Advisors Winning Business from Other Firms Due to a Lack of Communication
According to a Pulse Survey by brokerage firm InspereX, 82% of financial advisors said they have won business from other advisors simply because those advisors failed to communicate with their clients. Yet only 26% of advisors said that client relationships are their primary differentiator, with almost three-quarters (72%) relying on customer portfolios instead. Meanwhile, a Vanguard study found that three-quarters of consumers say the service they most seek from a financial advisor is to "develop a connection and relationship."
So why are we leaving communication and the client experience by the wayside? And how can advisors ensure their client relationships and the experiences within their process become a genuine differentiator?
Can't Find the Time to Deliver the Level of Service
Many studies show that advisors are time-poor — spending more time on administrative and compliance-oriented tasks than on actually serving clients.
On the administrative side, advisors have to navigate across multiple platforms just to get a complete picture of a client: CRMs, financial modelling tools, goal-tracking tools, and in many cases, still Excel sheets. What this means in practice is that there's no single place to understand a client's full profile. Advisors don't always know which tool to use to capture important conversations, and if something doesn't fit into a pre-configured CRM field, it ends up staying in the advisor's head — to be remembered alongside hundreds of other client details and tasks.
This leaves advisors susceptible to forgetting small details.
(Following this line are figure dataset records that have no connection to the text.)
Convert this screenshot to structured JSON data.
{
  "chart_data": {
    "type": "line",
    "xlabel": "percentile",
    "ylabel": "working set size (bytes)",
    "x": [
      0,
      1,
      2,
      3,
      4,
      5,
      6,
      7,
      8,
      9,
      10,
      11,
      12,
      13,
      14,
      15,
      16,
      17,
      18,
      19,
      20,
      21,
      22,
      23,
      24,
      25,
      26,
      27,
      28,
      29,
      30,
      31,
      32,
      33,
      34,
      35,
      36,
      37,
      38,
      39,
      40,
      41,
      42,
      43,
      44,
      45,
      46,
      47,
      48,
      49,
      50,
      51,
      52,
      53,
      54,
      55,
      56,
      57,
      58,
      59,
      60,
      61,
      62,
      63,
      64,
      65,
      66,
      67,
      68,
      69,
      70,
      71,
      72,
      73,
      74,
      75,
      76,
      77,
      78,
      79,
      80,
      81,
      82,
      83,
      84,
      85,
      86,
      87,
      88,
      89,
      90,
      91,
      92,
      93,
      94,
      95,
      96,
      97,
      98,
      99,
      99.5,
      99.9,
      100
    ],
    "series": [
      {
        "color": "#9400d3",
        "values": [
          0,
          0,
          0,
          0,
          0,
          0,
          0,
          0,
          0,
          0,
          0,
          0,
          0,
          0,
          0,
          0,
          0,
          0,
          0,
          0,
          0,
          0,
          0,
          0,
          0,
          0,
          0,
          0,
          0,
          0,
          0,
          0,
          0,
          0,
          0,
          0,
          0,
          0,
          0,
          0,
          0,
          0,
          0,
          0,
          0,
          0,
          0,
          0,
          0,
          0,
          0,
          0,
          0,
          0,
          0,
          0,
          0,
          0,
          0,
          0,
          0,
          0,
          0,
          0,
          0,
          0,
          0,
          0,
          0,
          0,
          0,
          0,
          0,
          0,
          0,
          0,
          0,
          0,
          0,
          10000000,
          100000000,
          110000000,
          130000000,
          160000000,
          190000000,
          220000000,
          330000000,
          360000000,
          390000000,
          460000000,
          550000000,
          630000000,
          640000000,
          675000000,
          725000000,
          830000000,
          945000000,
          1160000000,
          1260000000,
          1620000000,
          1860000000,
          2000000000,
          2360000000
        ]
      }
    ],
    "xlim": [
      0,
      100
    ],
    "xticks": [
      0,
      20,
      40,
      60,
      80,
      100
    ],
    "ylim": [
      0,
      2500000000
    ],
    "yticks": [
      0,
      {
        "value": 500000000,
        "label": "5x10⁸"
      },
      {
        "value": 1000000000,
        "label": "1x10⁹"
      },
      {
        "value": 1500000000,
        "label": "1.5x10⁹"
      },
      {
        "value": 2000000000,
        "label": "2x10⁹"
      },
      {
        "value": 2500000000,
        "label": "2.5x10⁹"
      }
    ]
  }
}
Details that might seem insignificant to the overall financial plan, but that can have a big impact when used to engage clients between meetings and build deeper connections.
Things like: is the client keeping to their fitness schedule? Did they attend that philanthropic event they mentioned? Did they talk with their father about elder care costs? Did their five-year-old daughter have a good birthday?
These small moments help clients feel heard and foster connections that go beyond conversations about market volatility and portfolio adjustments. They build the kind of trust that makes clients more likely to act on advice when it matters.
What advisors need is a single client dashboard that captures all of this information, notifies them when important moments are coming up, and houses everything in one place — so they can act quickly and efficiently rather than trawling through multiple platforms to piece together a client's needs.
This also helps with compliance. Having a single place to show how you are acting in a client's best interests supports consumer duty requirements and Know Your Customer obligations. And if that client profile connects their needs to your key advice areas and surfaces the conversations that led to the actions you've taken, fiduciary duty is covered, too.
Being time-poor shouldn't be an excuse. The right tools can better arm advisors and their support teams with the information they need, when they need it.
Differentiating Your Client Experience
Once the basics are in place and you're communicating regularly with clients about their lives, finances, and goals, you can start building experiences that lead to deeper, more meaningful conversations. At Lumiant, we believe there are three core experiences that will help you stand out and differentiate your firm.
1. Understanding Client Motivations
We're not just talking about financial motivations or the goals of the "financial spouse." We're talking about what clients actually want to achieve by receiving meaningful advice.
Most current experiences are geared toward defining financial strategies: How much risk do they want to take? What returns are they expecting? How much do they want to leave in their estate? But this doesn't get to the why, and it only really engages clients who already have some financial knowledge.
That's why we focus on helping clients uncover the values that underpin their goals. This gives a voice to both partners in a relationship and shifts the conversation away from performance and toward life outcomes.
2. Defining Client Goals
Once you have the underlying drivers, you can define the goals that will help clients live a life aligned with their values. Many tools let you capture goals — but what will help you stand out is how you capture them.
Bring those goals to life. Get them out of spreadsheets and list formats and use images to highlight client aspirations. The more personal, the better. It could be a photo of the family outside their dream home, or the campervan they'll buy to tour the country in retirement. Ask clients to choose imagery and videos that are meaningful to them — ones that evoke the right emotions and feel genuinely inspiring. Make an event out of it, whether in a meeting or as homework that gives a couple time to think about their future together.
3. Connect the Dots to Your Financial Strategies
The final experience we recommend is aligning client values and goals to the key advice areas your firm provides. This means bringing all your services onto one screen and activating the right areas based on the individual client's needs, goals, and values.
Not only does this show clients what their best life looks like — it allows you to educate them on how you'll help them achieve it. It brings to life the financial journey they're embarking on and shows how the plan will evolve over time to meet their needs and aspirations. Most importantly, it builds trust. It shows the client that you've heard them, considered their needs, and can support them as those needs change.
Everything You Need, All in One Place
Once you've worked through these three experiences, it comes full circle back to the client profile. Housing everything in one place means you can see exactly what you're working on and why — tracking progress, sending updates, and celebrating successes when goals are achieved. It also means that anyone in your firm can communicate and engage with clients at the moments that matter most.
Don't lose clients due to a lack of communication. Make it your differentiator and use it to grow your business. Your advisors' lives will be easier — and your clients will be happier too.